Home-page: https://github.com/YodaEmbedding/easy-slurm
License: MIT
Keywords: slurm,sbatch
Author: Mateen Ulhaq
Author-email: mulhaq2005@gmail.com
Requires-Python: >=3.7,<4.0
Classifier: License :: OSI Approved :: MIT License
Classifier: Programming Language :: Python :: 3
Classifier: Programming Language :: Python :: 3.7
Classifier: Programming Language :: Python :: 3.8
Classifier: Programming Language :: Python :: 3.9
Project-URL: Repository, https://github.com/YodaEmbedding/easy-slurm
Description-Content-Type: text/markdown

# Easy Slurm

[![License: MIT](https://img.shields.io/badge/License-MIT-green.svg)](https://opensource.org/licenses/MIT) [![PyPI](https://img.shields.io/pypi/v/easy-slurm)](https://pypi.org/project/easy-slurm)

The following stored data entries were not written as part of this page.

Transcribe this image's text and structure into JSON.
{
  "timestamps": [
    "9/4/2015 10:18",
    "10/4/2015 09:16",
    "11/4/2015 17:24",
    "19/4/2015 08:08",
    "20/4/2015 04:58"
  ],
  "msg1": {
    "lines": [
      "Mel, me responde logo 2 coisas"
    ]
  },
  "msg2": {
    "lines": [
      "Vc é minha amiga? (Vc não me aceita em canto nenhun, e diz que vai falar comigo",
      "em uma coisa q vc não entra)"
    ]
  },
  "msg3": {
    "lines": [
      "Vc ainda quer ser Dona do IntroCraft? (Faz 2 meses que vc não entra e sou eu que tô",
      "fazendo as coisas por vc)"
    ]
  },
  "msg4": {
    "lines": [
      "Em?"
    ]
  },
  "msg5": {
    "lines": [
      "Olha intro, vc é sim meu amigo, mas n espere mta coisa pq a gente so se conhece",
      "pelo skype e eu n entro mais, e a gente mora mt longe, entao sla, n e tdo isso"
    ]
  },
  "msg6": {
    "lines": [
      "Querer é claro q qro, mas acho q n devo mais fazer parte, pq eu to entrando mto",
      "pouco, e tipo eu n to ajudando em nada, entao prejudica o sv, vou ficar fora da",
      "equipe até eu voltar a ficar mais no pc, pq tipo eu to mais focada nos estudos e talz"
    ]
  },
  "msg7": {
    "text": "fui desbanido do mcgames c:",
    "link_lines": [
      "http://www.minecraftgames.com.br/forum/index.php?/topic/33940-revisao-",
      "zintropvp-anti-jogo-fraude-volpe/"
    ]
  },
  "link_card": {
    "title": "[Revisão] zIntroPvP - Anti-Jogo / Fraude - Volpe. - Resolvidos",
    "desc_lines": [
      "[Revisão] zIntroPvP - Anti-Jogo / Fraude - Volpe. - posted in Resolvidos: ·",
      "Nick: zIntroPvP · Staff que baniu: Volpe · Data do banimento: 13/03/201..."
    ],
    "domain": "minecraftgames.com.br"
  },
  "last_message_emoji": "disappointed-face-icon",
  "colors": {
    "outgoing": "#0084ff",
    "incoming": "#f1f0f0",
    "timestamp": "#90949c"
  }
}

Easily manage and submit robust jobs to Slurm using Python and Bash.

## Features

 - **Freezes** source code and assets by copying to separate `JOB_DIR`.
 - Applies **performance tweaks** like copying data to local filesystem of compute node (`SLURM_TMPDIR`) for fast I/O.
 - **Exposes hooks** for custom bash code: `setup`/`setup_resume`, `on_run`/`on_run_resume`, and `teardown`.
 - Interrupts running worker process **before job time runs out**.
 - **Auto-saves results** back to `JOB_DIR`.
 - **Auto-submits** another job if current job times out.
 - **Restores** intermediate results and resumes running the `*_resume` hooks.
 - Supports **interactive** jobs for easy debugging.

## Installation

```bash
pip install easy-slurm
```

## Usage

To submit a job, simply fill in the various parameters shown in the example below.

```python
import easy_slurm

easy_slurm.submit_job(
    job_root="$HOME/.local/share/easy_slurm/example-simple",
    src="./src",
    assets="./assets",
    dataset="./data.tar.gz",
    setup="""
        virtualenv "$SLURM_TMPDIR/env"
        source "$SLURM_TMPDIR/env/bin/activate"
        pip install -r "$SLURM_TMPDIR/src/requirements.txt"
    """,
    setup_resume="""
        # Runs only on subsequent runs. Call setup and do anything else needed.
        setup
    """,
    on_run="python main.py",
    on_run_resume="python main.py --resume",
    teardown="""
        # Copy files to results directory.
        cp "$SLURM_TMPDIR/src/*.log" "$SLURM_TMPDIR/results/"
    """,
    sbatch_options={
        "job-name": "example-simple",
        "account": "your-username",
        "time": "3:00:00",
        "nodes": "1",
    },
)
```

All job files will be kept in the `job_root` directory. Provide directory paths to `src` and `assets` -- these will be archived and copied to the `job_root` directory. Provide a file path to an archive containing the `dataset`. Also provide Bash code in the hooks, which will be run in the following order:

```
setup / setup_resume
on_run / on_run_resume
teardown
```

Full examples can be found [here](./examples), including a [simple example](./examples/simple) to run "training epochs" on a cluster.